According to Chinese legend, the holiday began when an offended household deity returned to heaven and asked the all-powerful Jade Emperor to destroy the Earth. Upon hearing the demand, the other gods urged the emperor to postpone his decision until he’d had a chance to visit Earth himself.
Forewarned, people put their affairs in order and made offerings to the gods in atonement for their transgressions. The emperor, pleased with what he saw, granted a reprieve.
To symbolically ensure continuation of that reprieve, the Chinese settle their debts, repair strained relationships and subject their households to a rigorous cleaning in preparation for the holiday.
One of the more intriguing aspects of the holiday, at least to Westerners, is the 12-year cycle often referred to as the Chinese Zodiac. Each year is named for a different animal, and people born during the year are thought to have the traits commonly ascribed to the species. This year, 2019, is the Year of the Pig. According to legend, people born in the Year of the Pig have a beautiful personality and are blessed with good fortune.
Food plays a major role in the New Year’s celebration. For home cooks, planning the menu can be challenging, since a lot of Chinese dishes are stir-fries made just before they’re served. The following dish is both easy- on- the- cook and delicious. It may not be “authentic,” but the flavors and ingredients are thoroughly Asian. Add rice, a green vegetable, and a salad made with tropical fruit (think mangoes, pineapple, and even some canned lychee), and you’re all set.
Star Anise Chicken
I came across a simple recipe for an interesting chicken dish in a magazine I was reading in a doctor’s office. The sauce called for ¼ cup orange juice, one-quarter cup soy sauce, one-quarter to one-half cup honey, and one to two star anise pods. With a bit of trial and error, I eventually settled on ¼ cup honey and one star anise pod per recipe.
Star anise has a distinct licorice flavor. It’s hard and doesn’t soften when it cooks. So, like cinnamon sticks, the pods should be removed before the dish is served.
I decided to use chicken legs because they do better in braises than chicken breasts, and I also opted to cook the legs skin-on to keep them moist. Diners can remove the skin if they’re watching their fat consumption.
I brown the legs before I add the sauce mixture, and I always double the sauce, even when I’m using as few as six to eight drumsticks. The dish reheats and freezes well, so I generally make more than I need.

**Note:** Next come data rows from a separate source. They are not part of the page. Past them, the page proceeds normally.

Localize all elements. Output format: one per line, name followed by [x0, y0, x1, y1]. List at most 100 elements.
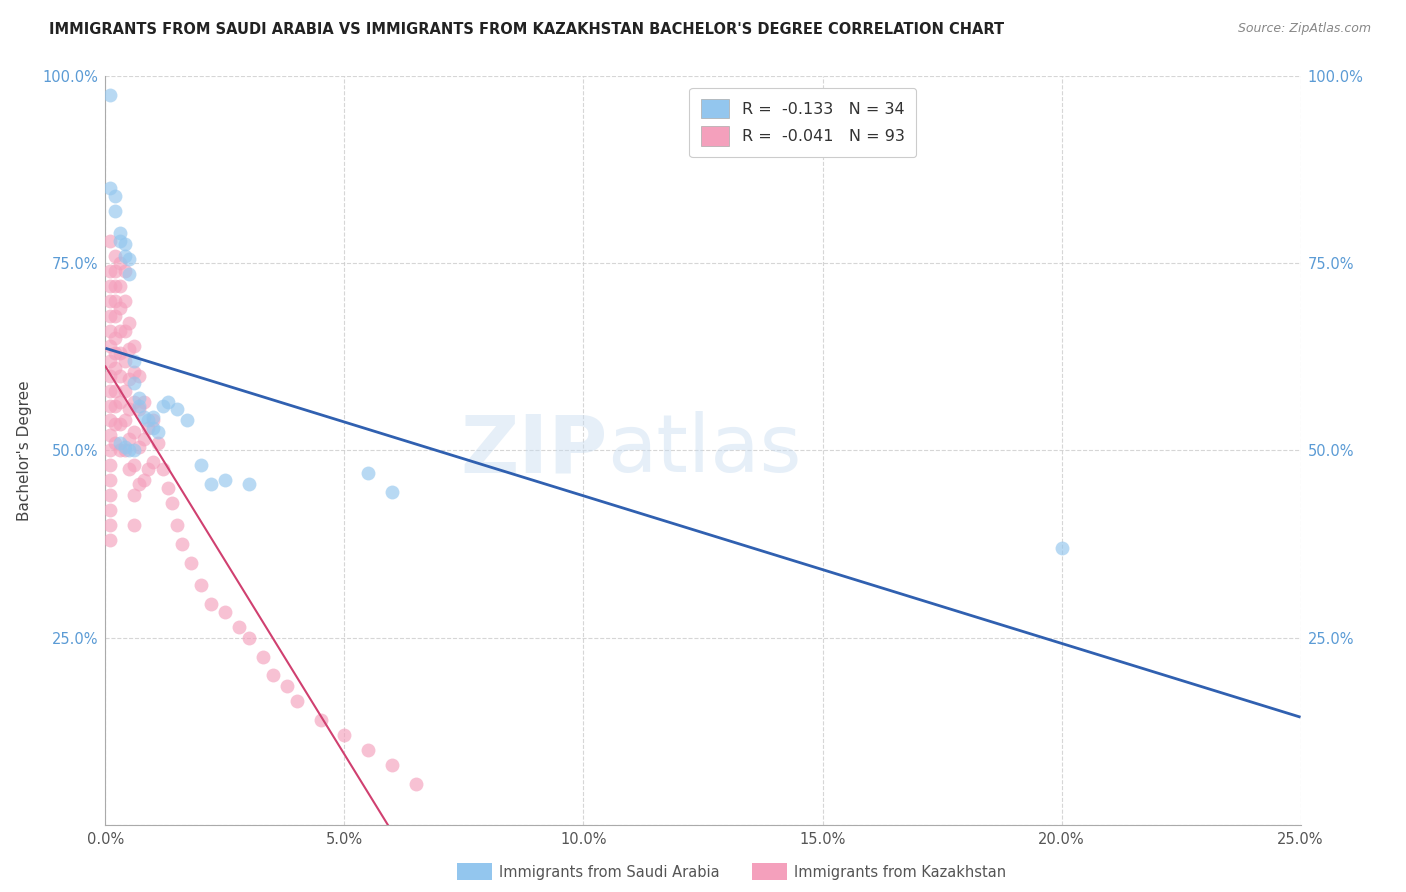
- Point: [114, 263, 136, 277]
- Point: [276, 680, 298, 694]
- Point: [138, 462, 160, 476]
- Point: [104, 278, 127, 293]
- Point: [122, 518, 145, 533]
- Point: [98, 413, 121, 427]
- Point: [98, 353, 121, 368]
- Point: [104, 249, 127, 263]
- Point: [128, 399, 150, 413]
- Point: [1050, 541, 1073, 555]
- Point: [190, 458, 212, 473]
- Point: [114, 413, 136, 427]
- Point: [98, 518, 121, 533]
- Point: [104, 384, 127, 398]
- Point: [357, 466, 380, 480]
- Point: [128, 477, 150, 491]
- Text: IMMIGRANTS FROM SAUDI ARABIA VS IMMIGRANTS FROM KAZAKHSTAN BACHELOR'S DEGREE COR: IMMIGRANTS FROM SAUDI ARABIA VS IMMIGRAN…: [49, 22, 1004, 37]
- Text: ZIP: ZIP: [460, 411, 607, 490]
- Point: [118, 343, 141, 357]
- Point: [132, 394, 155, 409]
- Point: [142, 455, 165, 469]
- Point: [98, 87, 121, 102]
- Point: [108, 394, 131, 409]
- Point: [132, 474, 155, 488]
- Point: [122, 353, 145, 368]
- Point: [142, 413, 165, 427]
- Point: [98, 263, 121, 277]
- Point: [214, 605, 236, 619]
- Point: [118, 372, 141, 386]
- Point: [142, 421, 165, 435]
- Point: [166, 402, 188, 417]
- Point: [118, 462, 141, 476]
- Point: [108, 417, 131, 432]
- Point: [98, 234, 121, 248]
- Text: atlas: atlas: [607, 411, 801, 490]
- Point: [104, 361, 127, 376]
- Point: [108, 256, 131, 270]
- Point: [118, 252, 141, 267]
- Point: [138, 413, 160, 427]
- Point: [357, 743, 380, 757]
- Point: [122, 488, 145, 502]
- Point: [108, 368, 131, 383]
- Point: [156, 481, 179, 495]
- Point: [122, 376, 145, 390]
- Point: [176, 413, 198, 427]
- Point: [98, 488, 121, 502]
- Point: [118, 432, 141, 446]
- Point: [381, 758, 404, 772]
- Point: [108, 301, 131, 315]
- Point: [152, 399, 174, 413]
- Point: [132, 432, 155, 446]
- Point: [162, 496, 184, 510]
- Point: [309, 713, 332, 727]
- Point: [122, 365, 145, 379]
- Point: [104, 331, 127, 345]
- Point: [180, 556, 202, 570]
- Point: [114, 249, 136, 263]
- Point: [114, 324, 136, 338]
- Point: [98, 338, 121, 352]
- Point: [122, 425, 145, 439]
- Point: [114, 353, 136, 368]
- Legend: R =  -0.133   N = 34, R =  -0.041   N = 93: R = -0.133 N = 34, R = -0.041 N = 93: [689, 87, 917, 157]
- Point: [381, 484, 404, 499]
- Point: [114, 443, 136, 458]
- Point: [114, 384, 136, 398]
- Point: [238, 631, 260, 645]
- Point: [108, 234, 131, 248]
- Point: [104, 436, 127, 450]
- Point: [108, 278, 131, 293]
- Point: [128, 391, 150, 405]
- Point: [122, 458, 145, 473]
- Point: [190, 578, 212, 592]
- Point: [114, 237, 136, 252]
- Point: [98, 399, 121, 413]
- Point: [152, 462, 174, 476]
- Point: [214, 474, 236, 488]
- Point: [228, 619, 250, 633]
- Point: [200, 597, 222, 611]
- Point: [98, 384, 121, 398]
- Y-axis label: Bachelor's Degree: Bachelor's Degree: [17, 380, 31, 521]
- Point: [132, 409, 155, 424]
- Point: [128, 368, 150, 383]
- Point: [98, 293, 121, 308]
- Point: [170, 537, 193, 551]
- Point: [128, 440, 150, 454]
- Text: Source: ZipAtlas.com: Source: ZipAtlas.com: [1237, 22, 1371, 36]
- Point: [118, 268, 141, 282]
- Text: Immigrants from Kazakhstan: Immigrants from Kazakhstan: [794, 865, 1007, 880]
- Point: [262, 668, 284, 682]
- Point: [104, 417, 127, 432]
- Point: [108, 226, 131, 240]
- Point: [108, 436, 131, 450]
- Point: [128, 402, 150, 417]
- Point: [98, 278, 121, 293]
- Point: [108, 324, 131, 338]
- Point: [104, 399, 127, 413]
- Point: [333, 728, 356, 742]
- Point: [98, 181, 121, 195]
- Point: [142, 409, 165, 424]
- Point: [114, 440, 136, 454]
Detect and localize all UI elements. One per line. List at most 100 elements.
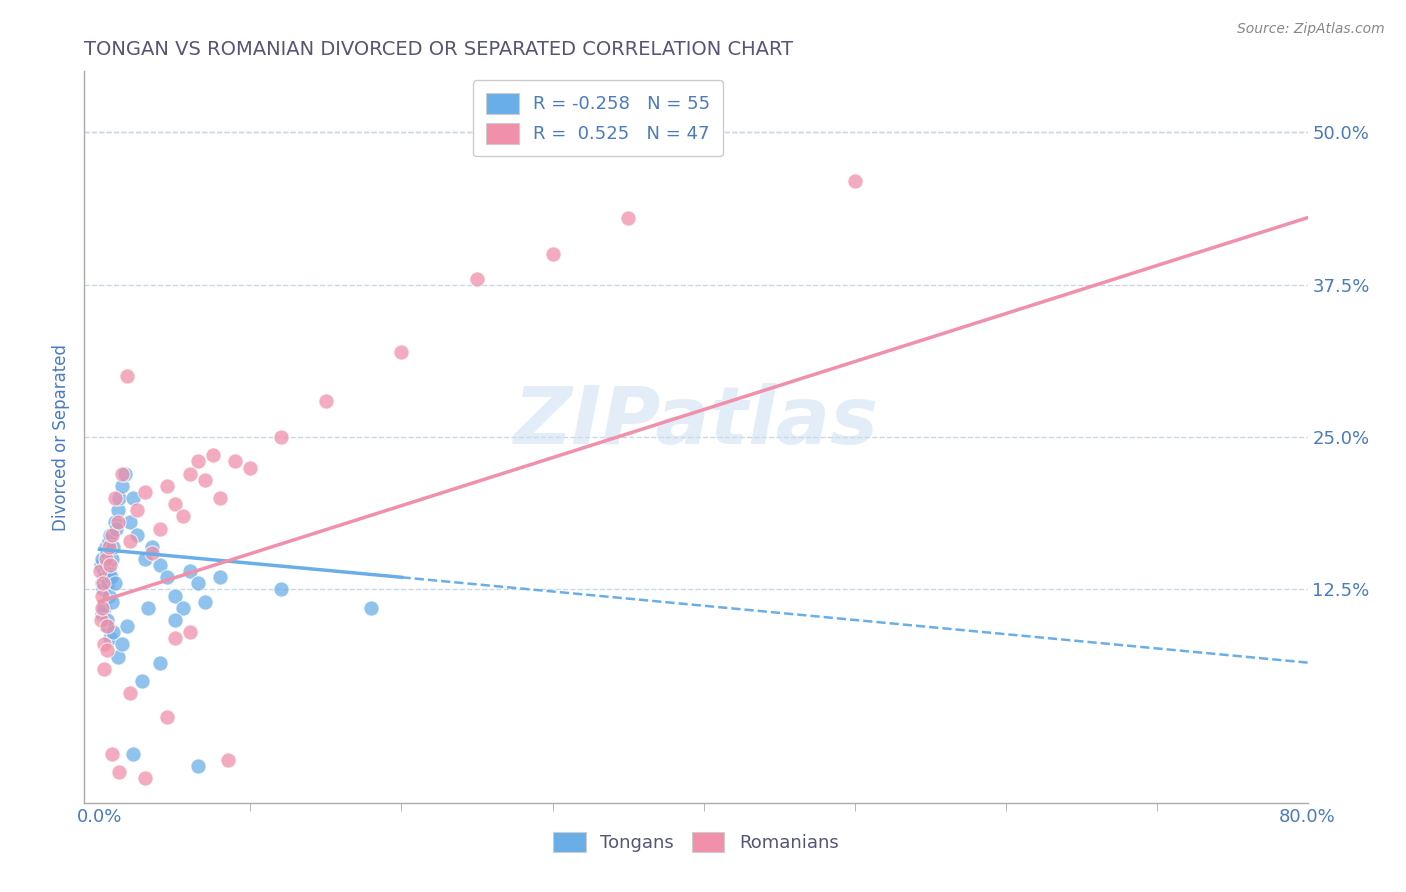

The second time I made the recipe, I added dried shiitake mushrooms. The mushrooms have to be soaked beforehand and then trimmed and sliced. Try to buy both the mushrooms and the star anise in an Asian grocery. In addition to the mushrooms being larger, they’ll also be a lot less expensive, as will the star anise. Both the mushrooms and the star anise have a long shelf life. You can leave the mushrooms out, but they add a lot to the dish. A garnish of stir-fried snow peas is also a possibility. And one last hint, I always use a reduced sodium soy sauce.
Star Anise Chicken
6-8 drumsticks, skin-on
6-plus dried shiitake mushrooms, soaked and prepped
Sauce, preferably doubled
One-quarter cup soy sauce
One-quarter cup orange juice
One-quarter cup honey
One star anise pod
Stir-fried snow peas, optional
- Brown the chicken legs and then lower the heat.
- Mix the sauce, and add it to the pan.
- Cover the pot.
- Braise the dish over low heat for about an hour. If you’re making the dish ahead of time, it should be covered and stored in the refrigerator. Reheat over low heat. I’ve also used the microwave to reheat the dish.
- Stir-fry the snow peas, and add them to the reheated dish.